The Characteristic Polynomial of a Linear Homogeneous nth Order ODE with Constant Coefficients
| Theorem 1: Let $y^{(n)} + a_{n-1}y^{(n-1)} + ... + a_1y' + a_0y = 0$ be a linear homogeneous $n^{\mathrm{th}}$ order ODE with constant coefficients. Then the characteristic polynomial $p(\lambda) = \lambda^n + a_{n-1}\lambda^{n-1} + ... + a_1\lambda + a_0$ is the same as the characteristic polynomial of the companion matrix of the ODE. That is, $\det (\lambda I - A) = p(\lambda)$. |
- Proof: We prove this result by induction on submatrices from the bottom right on the companion matrix. Consider the companion matrix for this linear homogeneous $n^{\mathrm{th}}$ order ODE with constant coefficients:
\begin{align} \quad A = \begin{bmatrix} 0 & 1 & 0 & 0 & \cdots & 0 \\ 0 & 0 & 1 & 0 & \cdots & 0 \\ \vdots & \vdots & \vdots & \vdots & \ddots & \vdots \\ 0 & 0 & 0 & 0 & \cdots & 1 \\ -a_0(t) & -a_1(t) & -a_2(t) & -a_3(t) & \cdots & a_{n-1}(t) \end{bmatrix} \end{align}
- For each $k \in \{ 1, 2, ..., n \}$ we let $A_k$ be the lower right $k \times k$ submatrix of $A$.

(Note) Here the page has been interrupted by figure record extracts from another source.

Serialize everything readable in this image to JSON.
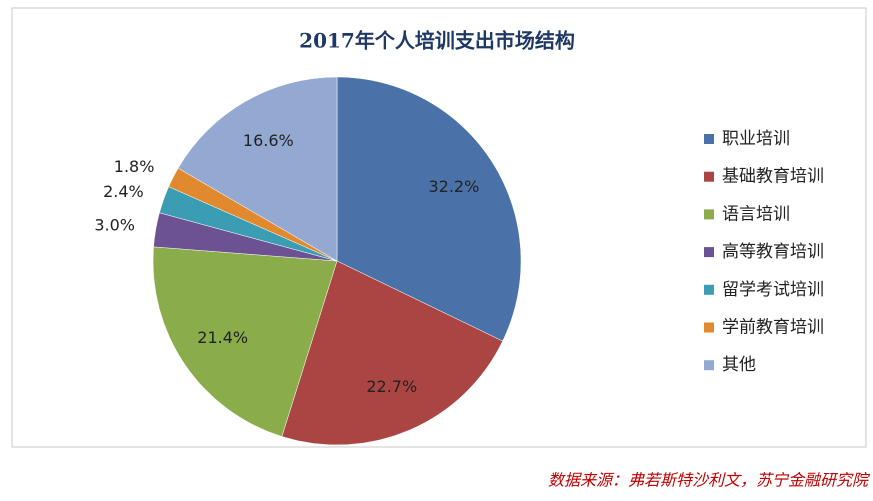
{
  "chart_data": {
    "type": "pie",
    "title": "2017年个人培训支出市场结构",
    "categories": [
      "职业培训",
      "基础教育培训",
      "语言培训",
      "高等教育培训",
      "留学考试培训",
      "学前教育培训",
      "其他"
    ],
    "values": [
      32.2,
      22.7,
      21.4,
      3.0,
      2.4,
      1.8,
      16.6
    ],
    "value_labels": [
      "32.2%",
      "22.7%",
      "21.4%",
      "3.0%",
      "2.4%",
      "1.8%",
      "16.6%"
    ],
    "colors": [
      "#4a72a8",
      "#ab4543",
      "#8aac4a",
      "#6c5193",
      "#3a9db3",
      "#e0892e",
      "#93a9d2"
    ],
    "legend": "right"
  },
  "source": "数据来源：弗若斯特沙利文，苏宁金融研究院"
}
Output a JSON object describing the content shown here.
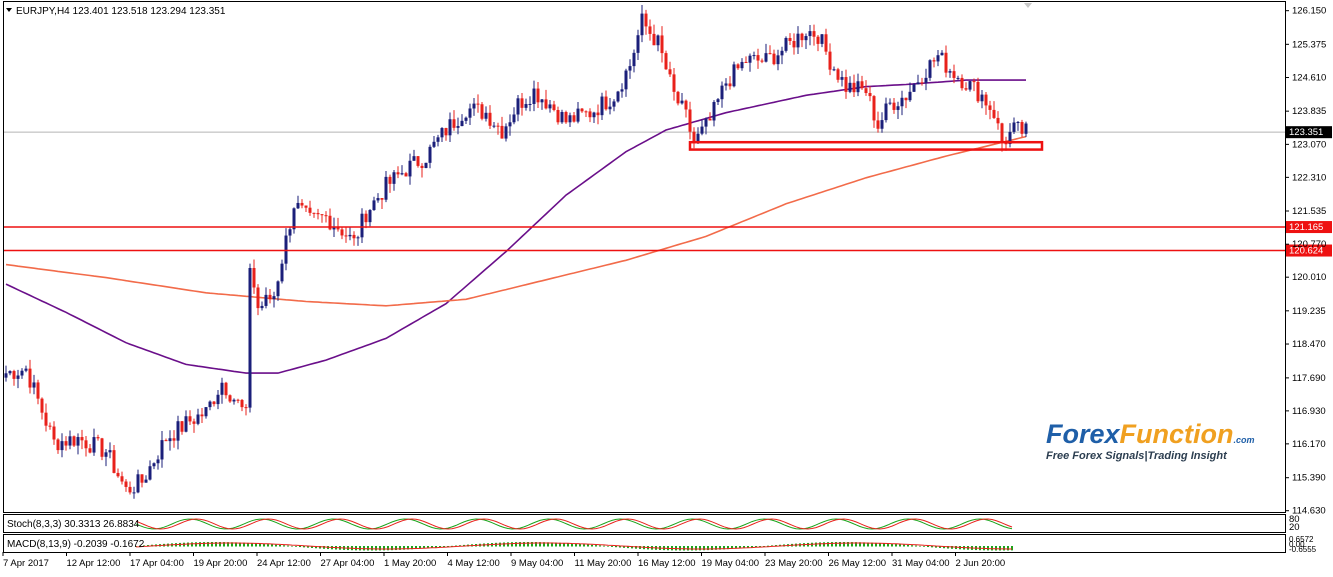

- For the base step, we have that:
\begin{align} \quad \det (\lambda I_1 - A_1) = \lambda + a_{n-1} \end{align}
- Assume that $\det (\lambda I_k - A_k) = \lambda^k + a_{k-1}\lambda^{k-1} + ... + a_{n-k}$. Then we compute $\det (\lambda I_{k+1} - A_{k+1})$ by expanding along the first column of $\lambda I_k - A_k$ to get:
\begin{align} \quad \det (\lambda I_{k+1} - A_{k+1}) &= \begin{vmatrix} \lambda & -1 & 0 & \cdots & 0 & 0\\ 0 & \lambda & -1 & \cdots & 0 & 0\\ 0 & 0 & \lambda & \cdots & 0 & 0\\ \vdots & \vdots & \vdots & \ddots & \vdots & \vdots\\ 0 & 0 & 0 & \cdots & \lambda & -1 \\ -a_{n-k-1} & -a_{n-k} & -a_{n-k+1} & \cdots & -a_{n-2} & -a_{n-1} \end{vmatrix} \\ &= \lambda \det (\lambda I_k - A_k) + (-1)^{k+1} a_{n-1} (-1)^{k-1} \\ & \overset{I.H.} = \lambda (\lambda^k + a_{k-1} \lambda^{k-1} + ... + a_{n-k} + a_{n - k+1} \\ &= \lambda^{k+1} + a_{k-1} \lambda k + ... + a_{n-k}\lambda + a_{n-k+1} \end{align}
- So by the principle of mathematical induction, the result holds for all $k \in \{ 1, 2, ..., n-1 \}$. $\blacksquare$